A new paper:
F. Robin O'Keefe, Rodrigo A. Otero, Sergio Soto-Acuña, Jose P. O'gorman, Stephen J. Godfrey & Sankar Chatterjee (2017)
Cranial anatomy of Morturneria seymourensis from Antarctica, and the evolution of filter feeding in plesiosaurs of the Austral Late Cretaceous.
Journal of Vertebrate Paleontology, Article: e1347570
This paper redescribes the holotype skull of the aristonectine elasmosaur Morturneria seymourensis from the upper Maastrichtian of Seymour Island, Antarctica. This description supports the validity of the genus Morturneria, distinct from the genus Aristonectes from Chile and Argentina. The paroccipital process of Morturneria is plesiomorphic, similar to Alexandronectes and unlike the autapomorphic occiput of Aristonectes. The palate of Morturneria is autapomorphic in possessing a strongly developed midline keel. The cranium of Morturneria is about 60% complete and preserves the anterior skull roof and palate; both regions were previously unknown in any aristonectine. The combination of the Morturneria holotype and recent research on other aristonectines allows the first confident cranial reconstruction of an aristonectine elasmosaur. The cranial anatomy of both Morturneria and its close relatives is derived relative to all other plesiosaurs, possessing a novel suite of dental and oral cavity adaptions. The suspensorium extends far behind the occipital condyle, and the jaw is long and hoop-like; together these features allowed a large gape and oral cavity volume.
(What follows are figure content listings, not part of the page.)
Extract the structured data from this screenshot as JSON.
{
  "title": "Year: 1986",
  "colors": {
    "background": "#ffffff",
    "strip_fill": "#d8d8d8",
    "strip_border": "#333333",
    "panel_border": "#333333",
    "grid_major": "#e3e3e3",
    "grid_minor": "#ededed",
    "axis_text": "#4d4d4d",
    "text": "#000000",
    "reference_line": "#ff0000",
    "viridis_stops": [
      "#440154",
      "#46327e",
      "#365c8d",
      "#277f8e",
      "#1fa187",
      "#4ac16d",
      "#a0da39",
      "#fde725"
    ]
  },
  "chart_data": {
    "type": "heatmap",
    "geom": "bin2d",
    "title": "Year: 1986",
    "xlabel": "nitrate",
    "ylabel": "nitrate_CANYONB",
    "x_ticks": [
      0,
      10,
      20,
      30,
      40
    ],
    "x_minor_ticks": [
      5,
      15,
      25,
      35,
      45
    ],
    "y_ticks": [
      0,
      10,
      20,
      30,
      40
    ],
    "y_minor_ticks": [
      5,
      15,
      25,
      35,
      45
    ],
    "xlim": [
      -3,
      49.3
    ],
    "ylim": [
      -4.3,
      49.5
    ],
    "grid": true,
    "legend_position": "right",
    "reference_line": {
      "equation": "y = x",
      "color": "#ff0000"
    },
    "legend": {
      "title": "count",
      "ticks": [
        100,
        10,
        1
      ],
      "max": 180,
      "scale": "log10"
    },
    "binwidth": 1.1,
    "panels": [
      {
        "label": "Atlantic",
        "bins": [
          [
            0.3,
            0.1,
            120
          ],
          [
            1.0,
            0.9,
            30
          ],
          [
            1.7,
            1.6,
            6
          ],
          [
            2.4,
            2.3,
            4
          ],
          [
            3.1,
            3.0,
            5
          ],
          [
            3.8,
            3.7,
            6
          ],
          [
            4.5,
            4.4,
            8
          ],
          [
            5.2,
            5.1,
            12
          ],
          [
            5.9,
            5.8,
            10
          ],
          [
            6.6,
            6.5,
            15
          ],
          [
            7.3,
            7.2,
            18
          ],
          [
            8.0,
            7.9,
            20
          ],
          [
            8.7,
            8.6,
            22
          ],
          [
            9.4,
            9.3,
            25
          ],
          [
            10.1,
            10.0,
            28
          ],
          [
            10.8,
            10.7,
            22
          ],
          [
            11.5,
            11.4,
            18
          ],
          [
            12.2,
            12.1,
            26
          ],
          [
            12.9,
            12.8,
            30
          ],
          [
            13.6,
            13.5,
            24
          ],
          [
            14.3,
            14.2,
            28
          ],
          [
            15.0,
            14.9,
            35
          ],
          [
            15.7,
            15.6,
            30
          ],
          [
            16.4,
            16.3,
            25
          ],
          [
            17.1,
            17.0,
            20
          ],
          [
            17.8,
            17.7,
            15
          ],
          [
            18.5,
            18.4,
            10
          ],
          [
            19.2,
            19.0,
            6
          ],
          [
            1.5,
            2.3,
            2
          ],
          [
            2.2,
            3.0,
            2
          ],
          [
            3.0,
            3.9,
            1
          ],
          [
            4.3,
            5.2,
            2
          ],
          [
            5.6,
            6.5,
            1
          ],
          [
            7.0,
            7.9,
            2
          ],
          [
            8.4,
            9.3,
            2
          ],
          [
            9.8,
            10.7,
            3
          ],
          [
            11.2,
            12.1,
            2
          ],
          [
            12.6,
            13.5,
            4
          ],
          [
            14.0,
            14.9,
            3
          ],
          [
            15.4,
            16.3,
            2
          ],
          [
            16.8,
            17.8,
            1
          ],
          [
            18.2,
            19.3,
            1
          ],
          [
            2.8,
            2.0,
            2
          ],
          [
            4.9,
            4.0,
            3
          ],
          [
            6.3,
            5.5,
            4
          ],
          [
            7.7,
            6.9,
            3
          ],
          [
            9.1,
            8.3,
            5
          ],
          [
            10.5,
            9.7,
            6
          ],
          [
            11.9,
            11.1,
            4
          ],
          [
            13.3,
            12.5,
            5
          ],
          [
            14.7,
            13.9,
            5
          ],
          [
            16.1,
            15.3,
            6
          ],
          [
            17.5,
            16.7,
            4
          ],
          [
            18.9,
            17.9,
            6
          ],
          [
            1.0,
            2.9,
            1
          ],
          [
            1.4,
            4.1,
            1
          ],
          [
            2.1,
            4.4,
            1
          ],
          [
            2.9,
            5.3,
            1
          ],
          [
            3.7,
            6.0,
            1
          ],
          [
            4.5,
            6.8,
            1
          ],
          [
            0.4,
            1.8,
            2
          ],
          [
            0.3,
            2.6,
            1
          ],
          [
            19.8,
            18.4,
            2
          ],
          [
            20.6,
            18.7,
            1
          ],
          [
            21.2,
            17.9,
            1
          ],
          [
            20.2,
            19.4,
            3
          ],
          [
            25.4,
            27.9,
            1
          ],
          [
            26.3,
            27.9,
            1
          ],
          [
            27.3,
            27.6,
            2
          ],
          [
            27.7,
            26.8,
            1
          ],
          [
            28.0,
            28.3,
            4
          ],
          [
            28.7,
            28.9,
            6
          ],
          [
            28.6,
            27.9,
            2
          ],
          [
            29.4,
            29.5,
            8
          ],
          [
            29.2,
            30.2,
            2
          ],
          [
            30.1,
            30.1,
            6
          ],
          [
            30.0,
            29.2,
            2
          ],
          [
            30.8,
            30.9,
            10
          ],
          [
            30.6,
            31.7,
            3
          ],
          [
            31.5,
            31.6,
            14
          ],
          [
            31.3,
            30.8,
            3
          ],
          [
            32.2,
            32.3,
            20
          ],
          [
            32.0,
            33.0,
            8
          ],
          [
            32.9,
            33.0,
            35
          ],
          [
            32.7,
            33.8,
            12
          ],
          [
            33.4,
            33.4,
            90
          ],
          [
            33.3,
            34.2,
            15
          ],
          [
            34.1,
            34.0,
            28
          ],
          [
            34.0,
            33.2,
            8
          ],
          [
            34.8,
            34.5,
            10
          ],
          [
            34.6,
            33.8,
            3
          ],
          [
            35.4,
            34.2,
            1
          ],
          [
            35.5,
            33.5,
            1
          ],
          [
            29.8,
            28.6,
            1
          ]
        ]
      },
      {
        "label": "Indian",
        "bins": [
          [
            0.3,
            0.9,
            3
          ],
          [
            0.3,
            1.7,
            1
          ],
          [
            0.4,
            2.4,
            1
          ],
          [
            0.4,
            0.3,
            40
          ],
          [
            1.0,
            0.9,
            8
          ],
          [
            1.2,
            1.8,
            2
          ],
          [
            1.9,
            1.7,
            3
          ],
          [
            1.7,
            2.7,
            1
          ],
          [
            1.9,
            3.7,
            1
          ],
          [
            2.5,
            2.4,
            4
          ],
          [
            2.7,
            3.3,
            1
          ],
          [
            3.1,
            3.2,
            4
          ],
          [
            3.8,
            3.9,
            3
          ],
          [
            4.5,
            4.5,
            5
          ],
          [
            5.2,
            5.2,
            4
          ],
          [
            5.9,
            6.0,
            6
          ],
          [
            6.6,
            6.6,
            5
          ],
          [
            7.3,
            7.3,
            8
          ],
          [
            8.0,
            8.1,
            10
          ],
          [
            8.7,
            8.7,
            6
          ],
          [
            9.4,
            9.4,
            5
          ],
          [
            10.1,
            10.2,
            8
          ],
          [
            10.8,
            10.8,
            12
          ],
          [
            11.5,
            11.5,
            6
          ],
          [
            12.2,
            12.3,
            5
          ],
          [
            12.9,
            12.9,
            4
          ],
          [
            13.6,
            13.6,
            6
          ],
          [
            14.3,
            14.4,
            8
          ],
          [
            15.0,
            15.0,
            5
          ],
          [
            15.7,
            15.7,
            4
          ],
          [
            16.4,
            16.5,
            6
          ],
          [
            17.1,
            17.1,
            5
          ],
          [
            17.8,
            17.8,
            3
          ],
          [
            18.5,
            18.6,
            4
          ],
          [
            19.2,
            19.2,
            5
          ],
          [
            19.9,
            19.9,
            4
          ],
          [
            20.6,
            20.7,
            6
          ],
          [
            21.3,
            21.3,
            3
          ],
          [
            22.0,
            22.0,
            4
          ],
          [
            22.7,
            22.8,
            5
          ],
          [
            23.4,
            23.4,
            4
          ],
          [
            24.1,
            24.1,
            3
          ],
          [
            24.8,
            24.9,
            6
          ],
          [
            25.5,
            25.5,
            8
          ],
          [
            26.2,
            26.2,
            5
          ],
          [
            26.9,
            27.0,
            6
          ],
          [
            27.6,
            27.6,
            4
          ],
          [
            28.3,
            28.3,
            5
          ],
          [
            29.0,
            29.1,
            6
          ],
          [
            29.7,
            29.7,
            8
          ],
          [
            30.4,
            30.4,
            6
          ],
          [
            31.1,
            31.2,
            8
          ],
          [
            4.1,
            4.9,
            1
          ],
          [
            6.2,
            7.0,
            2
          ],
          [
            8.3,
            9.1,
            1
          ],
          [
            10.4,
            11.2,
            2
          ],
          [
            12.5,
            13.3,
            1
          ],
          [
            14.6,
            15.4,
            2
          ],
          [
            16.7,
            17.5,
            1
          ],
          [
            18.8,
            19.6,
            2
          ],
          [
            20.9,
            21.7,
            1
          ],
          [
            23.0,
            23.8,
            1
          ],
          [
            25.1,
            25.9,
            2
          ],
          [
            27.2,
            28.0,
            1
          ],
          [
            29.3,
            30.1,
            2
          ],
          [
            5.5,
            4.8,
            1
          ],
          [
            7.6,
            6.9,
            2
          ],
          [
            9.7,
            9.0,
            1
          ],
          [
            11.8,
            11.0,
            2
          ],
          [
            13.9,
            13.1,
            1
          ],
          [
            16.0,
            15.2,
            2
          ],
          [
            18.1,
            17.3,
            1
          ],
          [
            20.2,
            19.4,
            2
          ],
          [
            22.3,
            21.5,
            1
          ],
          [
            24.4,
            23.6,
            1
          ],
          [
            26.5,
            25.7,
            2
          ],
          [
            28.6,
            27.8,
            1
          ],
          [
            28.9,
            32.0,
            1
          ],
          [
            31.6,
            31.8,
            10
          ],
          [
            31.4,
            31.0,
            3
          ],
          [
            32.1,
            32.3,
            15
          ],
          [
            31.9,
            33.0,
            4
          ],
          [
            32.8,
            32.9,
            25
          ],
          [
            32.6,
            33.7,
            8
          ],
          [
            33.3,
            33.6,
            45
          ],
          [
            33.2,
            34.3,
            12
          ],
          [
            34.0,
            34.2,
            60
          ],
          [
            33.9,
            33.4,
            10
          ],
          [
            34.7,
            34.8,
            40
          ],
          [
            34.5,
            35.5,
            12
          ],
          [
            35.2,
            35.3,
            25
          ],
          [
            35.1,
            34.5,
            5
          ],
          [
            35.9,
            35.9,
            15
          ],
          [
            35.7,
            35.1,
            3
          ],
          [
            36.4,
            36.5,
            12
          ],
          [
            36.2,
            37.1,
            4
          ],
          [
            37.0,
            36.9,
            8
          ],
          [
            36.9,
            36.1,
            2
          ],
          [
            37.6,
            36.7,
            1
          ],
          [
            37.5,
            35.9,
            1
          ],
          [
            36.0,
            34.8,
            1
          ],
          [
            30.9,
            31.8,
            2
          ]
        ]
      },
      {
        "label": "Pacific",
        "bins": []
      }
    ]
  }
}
The palate of Morturneria is strongly keeled, forming arched lateral oral chambers that further increased oral cavity volume. The dentition of Morturneria is similar to that of Aristonectes, and all share autapomorphic interlocking combs of needle-like teeth that occluded outside the mouth and did not meet tip to tip. The upper and lower dentition formed an oral battery that may have functioned like a sieve in straining food particles from substrate ejected from the oral cavity. We theorize that this highly derived suite of adaptations is convergent with extant gray whales and archaic mysticetes and hypothesize that it functioned similarly in sieve feeding following suction. This is the first identification of whale-like filter feeding in any marine reptile, a condition once claimed to be anatomically impossible.